22/09/2015
Presentación de Serranía Celtibérica en el Valle del Jubera y Camero Viejo donde aún hay aldeas sin luz
Con 0,64 habitantes por km2 y un 74,87% de mayores de 60 años, la conocida como “Alpujarra riojana” encabeza la lista de territorios desérticos de la Serranía Celtibérica
El pasado viernes, Francisco Burillo, promotor del proyecto Serranía Celtibérica, presentó esta iniciativa en la localidad riojana de Murillo de Río Leza, en un acto organizado por la Asociación para la Defensa y Protección Valle del Jubera y Camero Viejo. Burillo estuvo acompañado de Marcos Moya, presidente de dicha asociación; Miguel Ángel Fortea, portavoz de Teruel Existe; de Concha Tormo, presidenta de la Asociación Serranía Celtibérica; y Antón Zarauz, responsable de comunicación de la Asociación.

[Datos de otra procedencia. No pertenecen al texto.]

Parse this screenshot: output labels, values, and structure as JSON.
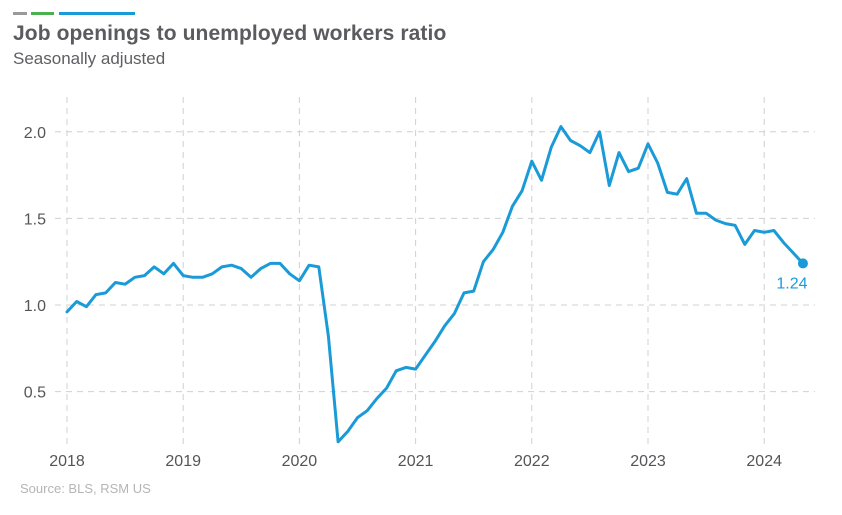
{
  "header": {
    "accent_bars": [
      {
        "name": "gray",
        "color": "#9a9a9a",
        "x": 13,
        "width": 14
      },
      {
        "name": "green",
        "color": "#4caf50",
        "x": 31,
        "width": 23
      },
      {
        "name": "blue",
        "color": "#1a9bd7",
        "x": 59,
        "width": 76
      }
    ],
    "title": "Job openings to unemployed workers ratio",
    "subtitle": "Seasonally adjusted"
  },
  "footer": {
    "source": "Source: BLS, RSM US"
  },
  "colors": {
    "line": "#1a9bd7",
    "grid": "#d0d0d0",
    "tick_text": "#555559"
  },
  "chart_data": {
    "type": "line",
    "title": "Job openings to unemployed workers ratio",
    "subtitle": "Seasonally adjusted",
    "xlabel": "",
    "ylabel": "",
    "ylim": [
      0.15,
      2.2
    ],
    "yticks": [
      0.5,
      1.0,
      1.5,
      2.0
    ],
    "ytick_labels": [
      "0.5",
      "1.0",
      "1.5",
      "2.0"
    ],
    "xticks": [
      "2018",
      "2019",
      "2020",
      "2021",
      "2022",
      "2023",
      "2024"
    ],
    "grid": true,
    "legend": null,
    "annotation": {
      "text": "1.24",
      "point": "2024-05"
    },
    "series": [
      {
        "name": "Job openings to unemployed workers ratio",
        "color": "#1a9bd7",
        "start": "2018-01",
        "frequency": "monthly",
        "values": [
          0.96,
          1.02,
          0.99,
          1.06,
          1.07,
          1.13,
          1.12,
          1.16,
          1.17,
          1.22,
          1.18,
          1.24,
          1.17,
          1.16,
          1.16,
          1.18,
          1.22,
          1.23,
          1.21,
          1.16,
          1.21,
          1.24,
          1.24,
          1.18,
          1.14,
          1.23,
          1.22,
          0.82,
          0.21,
          0.27,
          0.35,
          0.39,
          0.46,
          0.52,
          0.62,
          0.64,
          0.63,
          0.71,
          0.79,
          0.88,
          0.95,
          1.07,
          1.08,
          1.25,
          1.32,
          1.42,
          1.57,
          1.66,
          1.83,
          1.72,
          1.91,
          2.03,
          1.95,
          1.92,
          1.88,
          2.0,
          1.69,
          1.88,
          1.77,
          1.79,
          1.93,
          1.82,
          1.65,
          1.64,
          1.73,
          1.53,
          1.53,
          1.49,
          1.47,
          1.46,
          1.35,
          1.43,
          1.42,
          1.43,
          1.36,
          1.3,
          1.24
        ]
      }
    ]
  }
}
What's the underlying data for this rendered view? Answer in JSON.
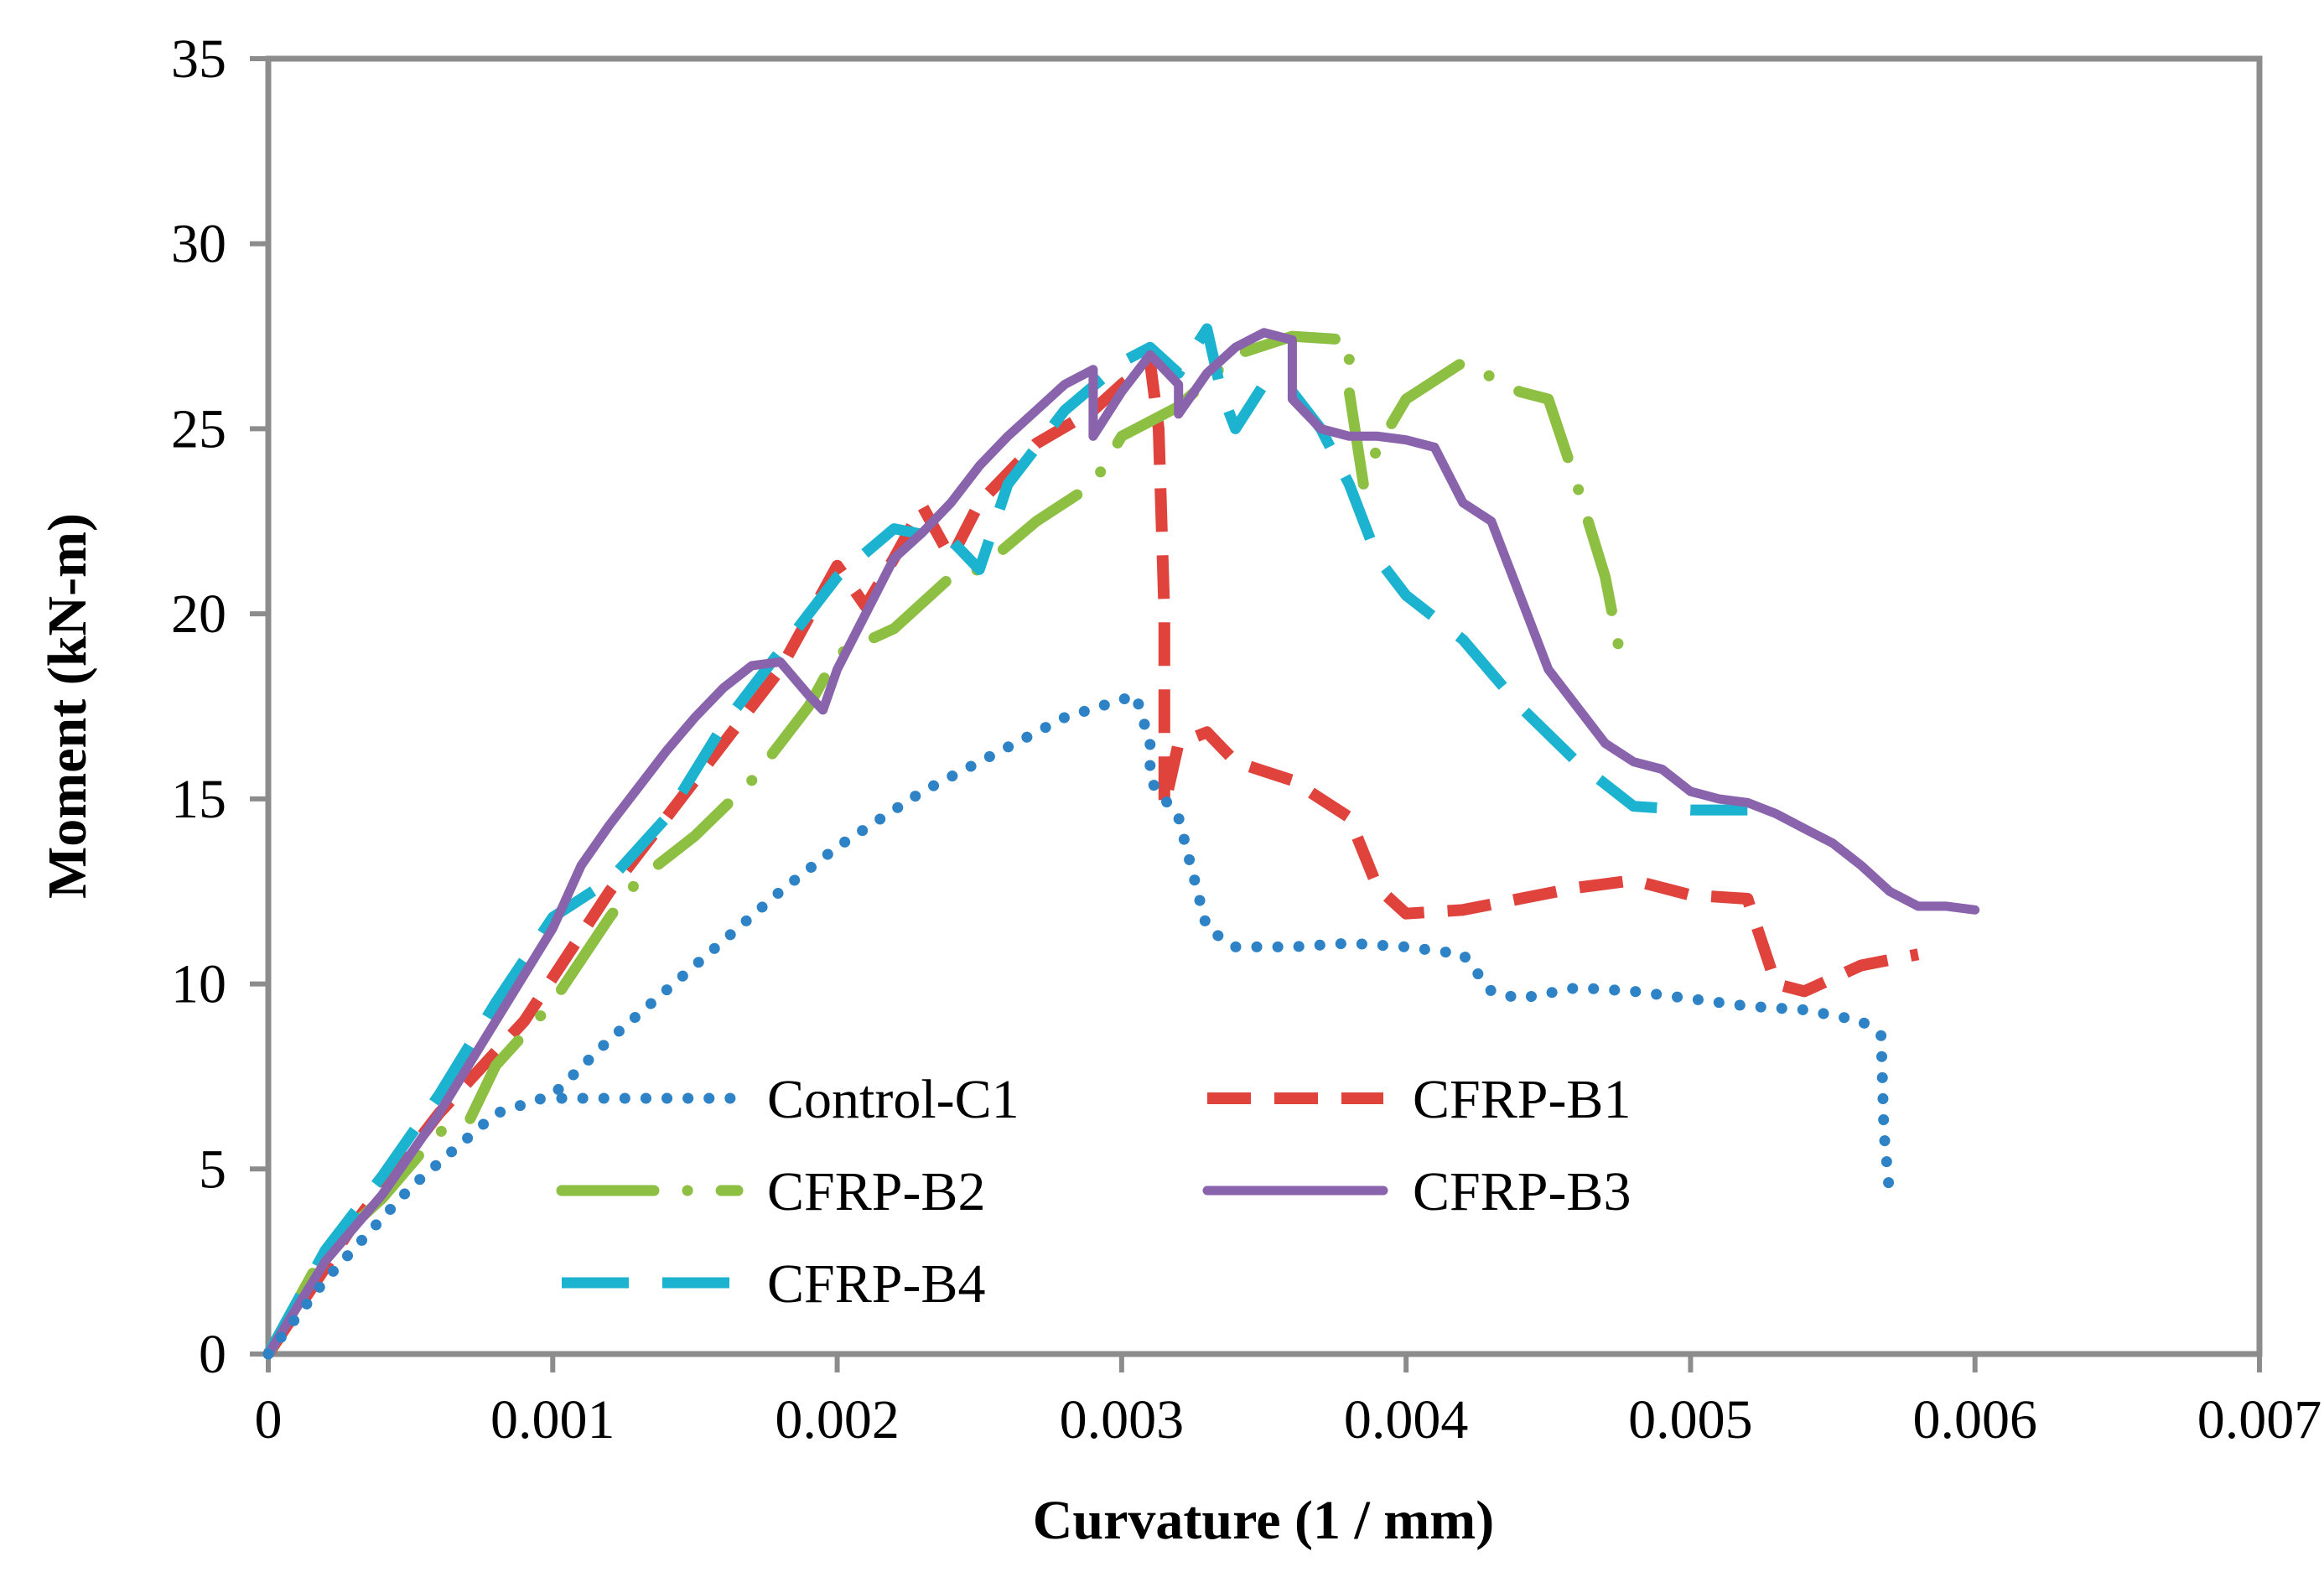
{
  "chart_data": {
    "type": "line",
    "xlabel": "Curvature (1 / mm)",
    "ylabel": "Moment  (kN-m)",
    "xlim": [
      0,
      0.007
    ],
    "ylim": [
      0,
      35
    ],
    "xticks": [
      "0",
      "0.001",
      "0.002",
      "0.003",
      "0.004",
      "0.005",
      "0.006",
      "0.007"
    ],
    "yticks": [
      "0",
      "5",
      "10",
      "15",
      "20",
      "25",
      "30",
      "35"
    ],
    "grid": false,
    "legend_position": "lower-center inside plot, two columns",
    "series": [
      {
        "name": "Control-C1",
        "color": "#2E83C6",
        "style": "dotted",
        "x": [
          0,
          0.0002,
          0.0005,
          0.0008,
          0.001,
          0.0012,
          0.0015,
          0.0018,
          0.002,
          0.0023,
          0.0026,
          0.0028,
          0.00305,
          0.0031,
          0.0031,
          0.0032,
          0.0033,
          0.0034,
          0.0036,
          0.0038,
          0.004,
          0.0042,
          0.0043,
          0.0044,
          0.0046,
          0.0048,
          0.005,
          0.0052,
          0.0054,
          0.0056,
          0.00567,
          0.00568,
          0.0057
        ],
        "y": [
          0,
          2.0,
          4.5,
          6.5,
          7.0,
          8.5,
          10.5,
          12.5,
          13.7,
          15.2,
          16.4,
          17.2,
          17.8,
          16.5,
          15.5,
          14.5,
          11.5,
          11.0,
          11.0,
          11.1,
          11.0,
          10.8,
          9.8,
          9.6,
          9.9,
          9.8,
          9.6,
          9.4,
          9.3,
          9.0,
          8.6,
          6.0,
          4.3
        ]
      },
      {
        "name": "CFRP-B1",
        "color": "#E0433C",
        "style": "dashed",
        "x": [
          0,
          0.0003,
          0.0006,
          0.0009,
          0.0012,
          0.0015,
          0.0018,
          0.002,
          0.0021,
          0.0022,
          0.0023,
          0.0024,
          0.0025,
          0.0027,
          0.0029,
          0.003,
          0.0031,
          0.00313,
          0.00315,
          0.00315,
          0.0032,
          0.0033,
          0.0034,
          0.0036,
          0.0038,
          0.0039,
          0.004,
          0.0042,
          0.0044,
          0.0046,
          0.0048,
          0.005,
          0.0052,
          0.0053,
          0.0054,
          0.0056,
          0.0058
        ],
        "y": [
          0,
          3.5,
          6.5,
          9.0,
          12.5,
          15.5,
          18.5,
          21.3,
          20.2,
          21.5,
          22.9,
          21.5,
          23.0,
          24.6,
          25.5,
          26.2,
          26.8,
          25.0,
          20.0,
          14.8,
          16.5,
          16.8,
          16.0,
          15.5,
          14.5,
          12.6,
          11.9,
          12.0,
          12.3,
          12.6,
          12.8,
          12.4,
          12.3,
          10.0,
          9.8,
          10.5,
          10.8
        ]
      },
      {
        "name": "CFRP-B2",
        "color": "#8DBF43",
        "style": "dash-dot",
        "x": [
          0,
          0.0002,
          0.0004,
          0.0006,
          0.0007,
          0.0008,
          0.001,
          0.0012,
          0.0013,
          0.0015,
          0.0017,
          0.0019,
          0.002,
          0.0022,
          0.0024,
          0.0025,
          0.0027,
          0.0029,
          0.003,
          0.0032,
          0.0034,
          0.0036,
          0.0038,
          0.0038,
          0.00385,
          0.0039,
          0.004,
          0.0042,
          0.0044,
          0.0045,
          0.0046,
          0.0047,
          0.00475
        ],
        "y": [
          0,
          2.8,
          4.2,
          6.0,
          6.2,
          7.8,
          9.5,
          11.8,
          12.8,
          14.0,
          15.5,
          17.5,
          18.9,
          19.6,
          21.0,
          21.2,
          22.5,
          23.5,
          24.8,
          25.6,
          27.0,
          27.5,
          27.4,
          26.0,
          23.5,
          24.5,
          25.8,
          26.8,
          26.0,
          25.8,
          23.5,
          21.0,
          19.0
        ]
      },
      {
        "name": "CFRP-B3",
        "color": "#8A63AD",
        "style": "solid",
        "x": [
          0,
          0.0002,
          0.0004,
          0.0006,
          0.0008,
          0.001,
          0.0011,
          0.0012,
          0.0013,
          0.0014,
          0.0015,
          0.0016,
          0.0017,
          0.0018,
          0.0019,
          0.00195,
          0.002,
          0.0021,
          0.0022,
          0.0023,
          0.0024,
          0.0025,
          0.0026,
          0.0027,
          0.0028,
          0.0029,
          0.0029,
          0.003,
          0.0031,
          0.0032,
          0.0032,
          0.0033,
          0.0034,
          0.0035,
          0.0036,
          0.0036,
          0.0037,
          0.0038,
          0.0039,
          0.004,
          0.0041,
          0.0042,
          0.0043,
          0.0044,
          0.0045,
          0.0046,
          0.0047,
          0.0048,
          0.0049,
          0.005,
          0.0051,
          0.0052,
          0.0053,
          0.0054,
          0.0055,
          0.0056,
          0.0057,
          0.0058,
          0.0059,
          0.006
        ],
        "y": [
          0,
          2.5,
          4.3,
          6.5,
          9.0,
          11.5,
          13.2,
          14.3,
          15.3,
          16.3,
          17.2,
          18.0,
          18.6,
          18.7,
          17.8,
          17.4,
          18.5,
          20.0,
          21.5,
          22.2,
          23.0,
          24.0,
          24.8,
          25.5,
          26.2,
          26.6,
          24.8,
          26.0,
          27.0,
          26.2,
          25.4,
          26.5,
          27.2,
          27.6,
          27.4,
          25.8,
          25.0,
          24.8,
          24.8,
          24.7,
          24.5,
          23.0,
          22.5,
          20.5,
          18.5,
          17.5,
          16.5,
          16.0,
          15.8,
          15.2,
          15.0,
          14.9,
          14.6,
          14.2,
          13.8,
          13.2,
          12.5,
          12.1,
          12.1,
          12.0
        ]
      },
      {
        "name": "CFRP-B4",
        "color": "#1BB3CF",
        "style": "long-dash",
        "x": [
          0,
          0.0002,
          0.0004,
          0.0006,
          0.0008,
          0.001,
          0.0012,
          0.0014,
          0.0016,
          0.0018,
          0.002,
          0.0022,
          0.0024,
          0.0025,
          0.0026,
          0.0028,
          0.003,
          0.0031,
          0.0032,
          0.0033,
          0.00335,
          0.0034,
          0.0035,
          0.0036,
          0.0037,
          0.0038,
          0.0039,
          0.004,
          0.0042,
          0.0044,
          0.0046,
          0.0048,
          0.005,
          0.0052
        ],
        "y": [
          0,
          2.8,
          4.8,
          7.0,
          9.5,
          11.8,
          12.8,
          14.5,
          17.0,
          19.0,
          21.0,
          22.3,
          22.0,
          21.2,
          23.5,
          25.5,
          26.8,
          27.2,
          26.5,
          27.7,
          26.0,
          25.0,
          26.2,
          26.0,
          25.0,
          23.5,
          21.5,
          20.5,
          19.3,
          17.5,
          16.0,
          14.8,
          14.7,
          14.7
        ]
      }
    ]
  }
}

Durante el encuentro, al que asistieron alcaldes, representantes de asociaciones y vecinos del entorno, Marcos Moya presentó la situación de abandono en que se encuentra este territorio conocido como la “Alpujarra riojana”, formado por el Valle de Jubera y Camero Viejo, declarado por la UNESCO como Reserva de la Biosfera. Se da la circunstancia de que tres de sus aldeas, El Collado, Santa Marina y San Martín de Jubera carecen de tendido eléctrico, a pesar de la existencia de un parque de aerogeneradores en su territorio y se encuentren a menos de 50 kms de Logroño. La luz que proporcionan las placas solares es muy precaria, inexistente en días de niebla y de nieve e impide tener electrodomésticos. A pesar de las continuas reivindicaciones sobre el derecho a seguir viviendo en condiciones dignas, las autoridades no han dado solución, lo que invita al abandono total de estas poblaciones. Por ello, se han dado casos como el de un vecino, necesitado de oxígeno domiciliario, que tuvo que marcharse a Logroño a vivir al carecer de medios que permitieran su tratamiento o situaciones como la vivida a principios de 2015 por los vecinos de la aldea de El Collado, que permanecieron aislados durante una semana como consecuencia de las fuertes nevadas, una situación que podría repetirse al no haberse adoptado medidas para evitarlo.
Francisco Burillo, promotor del proyecto Serranía Celtibérica y catedrático de Prehistoria por la Universidad de Zaragoza en el Campus de Teruel, explicó, por su parte, que la Serranía Celtibérica, junto con Laponia, son las dos únicas regiones de la Unión Europea que cumplen los requisitos para ser consideradas como Regiones Escasamente Pobladas, por hallarse por debajo de los 8 habitantes por km2 o desérticas. “Pero existen territorios tan extremos como “las “Alpujarras riojanas” para las que todavía no hay un término que las denomine”, afirmó.
El Valle del Jubera y Camero Viejo contaba en 1940 con 3.109 habitantes, lo que daba una densidad de 10,04 habitantes por km2. En el 2014 había censadas 699, lo que supone 2,24 habitantes por km2 , aunque viviendo todo el año, tan sólo, 199, es decir, 0,64 habitantes por km2. “En definitiva –matizó Burillo- densidades muy inferiores a la región más despoblada de la Laponia Filandesa, Lappi, que tiene 1,87 habitantes por km2”. Sin embargo, mientras este territorio escandinavo está vivo con 15,53% menores de 15 años y un 19,65% mayores de 60, en la “Alpujarra riojana” hay 6,03% menores de 15 años y 74,87% mayores de 60. “Lo cual –afirmó Francisco Burillo- significa la muerte próxima de este territorio y la desaparición de un modo de vida, quedando los pueblos como residencias veraniegas”.
“Estas circunstancias son, entre otras, las que justifican -según Burillo-, que se conceda la quinta zona de Inversión Territorial Integrada (ITI) a los territorios desérticos y olvidados que conforman la Serranía Celtibérica”.
La Presidenta de la Asociación para el Desarrollo de la Serranía Celtibérica (ADSC), Concha Tormo, señaló, por su parte, la necesidad de integrar a los municipios, asociaciones y personas físicas en la Asociación para tener voz ante el Gobierno de España y la Unión Europea, hacer cumplir lo legislado y se tomen medidas urgentes y no paliativas para detener el proceso que lleva a la total extinción de este territorio riojano.